Three Veg and Meat Cheesy Cauli Popcorn
Olivia's take on cheesy cauliflower popcorn is best served fresh from the oven, though gobbling them up fast won't be a problem.
This recipe is Vegetarian | Dairy Freeable | Gluten Freeable
Healthy Fats | Low Carb
- 1/2 serve protein per serve
- +150% RDI vitamin C (from cauliflower)
- No added sugars
You can crumb up a batch ready for baking and keep it in an airtight container in the fridge for up to 1 day, or in the freezer for up to 3 months.
- 1 cup (60g) fresh breadcrumbs, such as gluten-free or spelt (see tips)
- 2/3 cup (60g) finely grated parmesan cheese (see tips)
- 1 teaspoon ground turmeric
- 1 teaspoon garlic powder
- 1/2 cup (75g) sesame salt or sesame seeds
- 2 eggs
- 4 cups (500g) cauliflower, cut into 2 cm pieces
- extra virgin olive oil, for spraying or drizzling
Top tips before you start
Olivia likes to make her own breadcrumbs whenever she sees a reduced-price spelt bread at her local organic supermarket - the older the better, she says! Pop it in a food processor and store the crumbs in a biodegradable freezer bag in the freezer, where they will keep for up to 6 months. If you are going to buy breadcrumbs, take a quick look at the ingredient list to see it isn't too long with 'stuff'.

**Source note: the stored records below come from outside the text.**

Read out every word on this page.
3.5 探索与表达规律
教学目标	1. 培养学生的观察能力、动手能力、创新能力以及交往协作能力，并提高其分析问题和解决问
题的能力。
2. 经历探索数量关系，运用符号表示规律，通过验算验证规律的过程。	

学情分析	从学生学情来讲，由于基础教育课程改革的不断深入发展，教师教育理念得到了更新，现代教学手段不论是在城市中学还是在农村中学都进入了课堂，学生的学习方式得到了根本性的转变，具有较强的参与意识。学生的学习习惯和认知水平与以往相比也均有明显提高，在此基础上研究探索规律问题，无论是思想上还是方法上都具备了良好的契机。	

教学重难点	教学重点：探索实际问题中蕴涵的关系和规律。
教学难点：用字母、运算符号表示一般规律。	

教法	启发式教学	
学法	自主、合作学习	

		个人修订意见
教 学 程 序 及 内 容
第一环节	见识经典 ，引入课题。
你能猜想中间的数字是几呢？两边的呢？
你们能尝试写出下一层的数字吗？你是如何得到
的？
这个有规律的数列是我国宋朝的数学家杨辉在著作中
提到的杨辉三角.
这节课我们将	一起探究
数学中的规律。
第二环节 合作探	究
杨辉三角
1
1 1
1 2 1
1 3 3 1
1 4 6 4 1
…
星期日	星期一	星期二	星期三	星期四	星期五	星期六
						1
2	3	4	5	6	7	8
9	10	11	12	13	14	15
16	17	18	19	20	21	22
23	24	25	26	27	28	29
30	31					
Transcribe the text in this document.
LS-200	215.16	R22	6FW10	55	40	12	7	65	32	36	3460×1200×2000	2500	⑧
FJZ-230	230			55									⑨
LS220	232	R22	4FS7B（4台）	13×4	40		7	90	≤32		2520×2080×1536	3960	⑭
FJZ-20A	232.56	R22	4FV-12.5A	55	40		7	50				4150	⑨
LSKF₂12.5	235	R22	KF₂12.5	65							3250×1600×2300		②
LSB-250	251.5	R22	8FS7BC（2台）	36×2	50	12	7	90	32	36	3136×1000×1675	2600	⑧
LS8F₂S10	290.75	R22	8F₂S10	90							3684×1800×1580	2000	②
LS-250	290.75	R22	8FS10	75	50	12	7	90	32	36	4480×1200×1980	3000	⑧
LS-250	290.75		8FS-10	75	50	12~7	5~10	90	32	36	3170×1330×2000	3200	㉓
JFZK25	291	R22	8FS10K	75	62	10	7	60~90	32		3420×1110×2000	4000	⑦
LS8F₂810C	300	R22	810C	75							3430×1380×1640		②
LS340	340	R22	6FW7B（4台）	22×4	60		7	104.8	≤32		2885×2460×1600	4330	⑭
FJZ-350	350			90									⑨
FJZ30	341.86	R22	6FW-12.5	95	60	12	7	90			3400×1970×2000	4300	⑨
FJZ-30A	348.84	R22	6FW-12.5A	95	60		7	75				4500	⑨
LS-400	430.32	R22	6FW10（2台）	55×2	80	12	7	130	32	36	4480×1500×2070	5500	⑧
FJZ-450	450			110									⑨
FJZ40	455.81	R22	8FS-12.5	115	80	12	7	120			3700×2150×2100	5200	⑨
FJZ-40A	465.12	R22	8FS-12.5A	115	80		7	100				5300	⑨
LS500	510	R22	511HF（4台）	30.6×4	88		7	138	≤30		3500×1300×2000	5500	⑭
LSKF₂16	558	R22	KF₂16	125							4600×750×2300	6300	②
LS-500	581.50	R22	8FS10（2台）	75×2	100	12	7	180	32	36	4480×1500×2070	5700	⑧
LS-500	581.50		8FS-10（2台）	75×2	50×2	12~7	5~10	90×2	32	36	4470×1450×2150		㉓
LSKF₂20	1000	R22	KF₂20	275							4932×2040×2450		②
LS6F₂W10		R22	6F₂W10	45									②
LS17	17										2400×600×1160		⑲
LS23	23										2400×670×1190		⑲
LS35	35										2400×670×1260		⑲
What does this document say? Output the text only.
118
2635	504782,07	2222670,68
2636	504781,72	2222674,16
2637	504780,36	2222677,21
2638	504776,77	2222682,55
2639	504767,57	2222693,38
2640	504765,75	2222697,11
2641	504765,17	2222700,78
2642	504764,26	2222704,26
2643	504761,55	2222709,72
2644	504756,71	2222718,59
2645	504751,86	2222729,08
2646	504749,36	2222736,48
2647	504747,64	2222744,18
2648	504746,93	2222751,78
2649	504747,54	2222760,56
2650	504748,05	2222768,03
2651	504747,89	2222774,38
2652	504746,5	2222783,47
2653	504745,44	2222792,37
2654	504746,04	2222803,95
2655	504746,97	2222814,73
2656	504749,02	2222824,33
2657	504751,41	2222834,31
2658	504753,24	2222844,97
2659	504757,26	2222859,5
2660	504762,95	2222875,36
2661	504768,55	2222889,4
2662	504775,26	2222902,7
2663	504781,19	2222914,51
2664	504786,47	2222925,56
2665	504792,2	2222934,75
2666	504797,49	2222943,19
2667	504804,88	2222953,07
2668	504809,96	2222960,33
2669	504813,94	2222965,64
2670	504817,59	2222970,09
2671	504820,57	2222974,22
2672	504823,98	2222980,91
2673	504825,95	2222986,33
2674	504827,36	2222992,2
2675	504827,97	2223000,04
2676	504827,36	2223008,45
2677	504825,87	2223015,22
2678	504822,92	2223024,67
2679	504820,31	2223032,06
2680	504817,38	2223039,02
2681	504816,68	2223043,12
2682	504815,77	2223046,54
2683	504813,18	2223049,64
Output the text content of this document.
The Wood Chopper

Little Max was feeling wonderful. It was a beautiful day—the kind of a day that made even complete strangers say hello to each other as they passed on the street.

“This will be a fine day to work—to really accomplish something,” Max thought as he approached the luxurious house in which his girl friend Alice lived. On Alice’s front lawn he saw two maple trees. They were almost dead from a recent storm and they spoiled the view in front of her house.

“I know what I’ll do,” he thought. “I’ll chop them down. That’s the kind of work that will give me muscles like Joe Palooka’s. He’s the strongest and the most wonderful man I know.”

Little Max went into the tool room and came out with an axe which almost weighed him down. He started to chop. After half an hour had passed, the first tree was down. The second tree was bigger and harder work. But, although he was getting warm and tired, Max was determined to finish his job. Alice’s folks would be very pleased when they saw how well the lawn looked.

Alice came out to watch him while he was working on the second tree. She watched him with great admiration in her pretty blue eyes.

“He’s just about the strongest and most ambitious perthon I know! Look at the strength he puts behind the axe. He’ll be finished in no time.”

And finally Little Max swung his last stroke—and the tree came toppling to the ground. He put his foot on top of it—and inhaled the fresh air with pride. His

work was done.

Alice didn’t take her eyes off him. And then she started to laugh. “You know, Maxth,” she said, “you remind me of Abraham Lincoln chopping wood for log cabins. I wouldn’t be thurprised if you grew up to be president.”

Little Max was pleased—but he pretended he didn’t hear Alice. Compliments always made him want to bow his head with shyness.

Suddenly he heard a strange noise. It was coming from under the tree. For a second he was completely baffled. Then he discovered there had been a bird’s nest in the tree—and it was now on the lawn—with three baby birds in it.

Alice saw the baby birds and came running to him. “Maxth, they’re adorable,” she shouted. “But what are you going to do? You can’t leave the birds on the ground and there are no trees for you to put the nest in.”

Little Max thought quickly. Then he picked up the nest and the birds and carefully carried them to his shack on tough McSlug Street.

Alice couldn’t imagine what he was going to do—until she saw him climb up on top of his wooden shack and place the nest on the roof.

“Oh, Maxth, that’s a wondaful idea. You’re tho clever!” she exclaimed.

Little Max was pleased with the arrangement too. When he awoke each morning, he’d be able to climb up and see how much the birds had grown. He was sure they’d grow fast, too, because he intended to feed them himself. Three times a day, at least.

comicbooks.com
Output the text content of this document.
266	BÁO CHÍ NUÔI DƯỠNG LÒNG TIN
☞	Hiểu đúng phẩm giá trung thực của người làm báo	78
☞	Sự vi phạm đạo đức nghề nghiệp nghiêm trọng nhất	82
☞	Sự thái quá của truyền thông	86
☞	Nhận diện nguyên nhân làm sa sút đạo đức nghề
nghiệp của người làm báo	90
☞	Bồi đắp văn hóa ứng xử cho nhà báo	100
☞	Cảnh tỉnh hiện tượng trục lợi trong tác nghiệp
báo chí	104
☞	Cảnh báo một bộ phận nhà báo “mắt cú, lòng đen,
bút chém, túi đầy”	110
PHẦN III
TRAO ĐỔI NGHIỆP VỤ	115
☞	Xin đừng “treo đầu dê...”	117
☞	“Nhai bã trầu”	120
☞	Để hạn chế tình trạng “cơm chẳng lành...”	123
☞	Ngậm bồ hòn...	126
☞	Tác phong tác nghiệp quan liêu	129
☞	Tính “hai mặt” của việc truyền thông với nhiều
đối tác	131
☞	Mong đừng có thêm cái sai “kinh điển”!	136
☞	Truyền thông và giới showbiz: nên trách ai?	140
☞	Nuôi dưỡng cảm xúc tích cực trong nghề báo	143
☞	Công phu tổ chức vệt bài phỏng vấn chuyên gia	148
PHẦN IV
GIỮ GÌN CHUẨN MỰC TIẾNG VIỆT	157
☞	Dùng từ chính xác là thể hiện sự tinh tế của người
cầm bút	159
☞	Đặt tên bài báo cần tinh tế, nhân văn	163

For dairy-free popcorn, replace the cheese with 1 tablespoon nutritional yeast flakes.
To make the nuggets gluten free, use gluten-free breadcrumbs.
Let's start cooking
- Preheat the oven to 180° (350°F). Line two baking trays with baking paper. Put the breadcrumbs, parmesan, turmeric, garlic powder and sesame in a bowl. Season with sea salt and black pepper and mix well to combine. In another shallow bowl, lightly beat the eggs.
- Working with a few pieces at a time, dip the cauliflower florets in the beaten eggs, covering well, then in a breadcrumb mixture until well coated.
- Spread the crumbed cauliflower in a single layer on the baking trays and spray or drizze well with oil.
- Bake for 20-25 minutes or until golden, crisp and cooked through. Serve immediately after.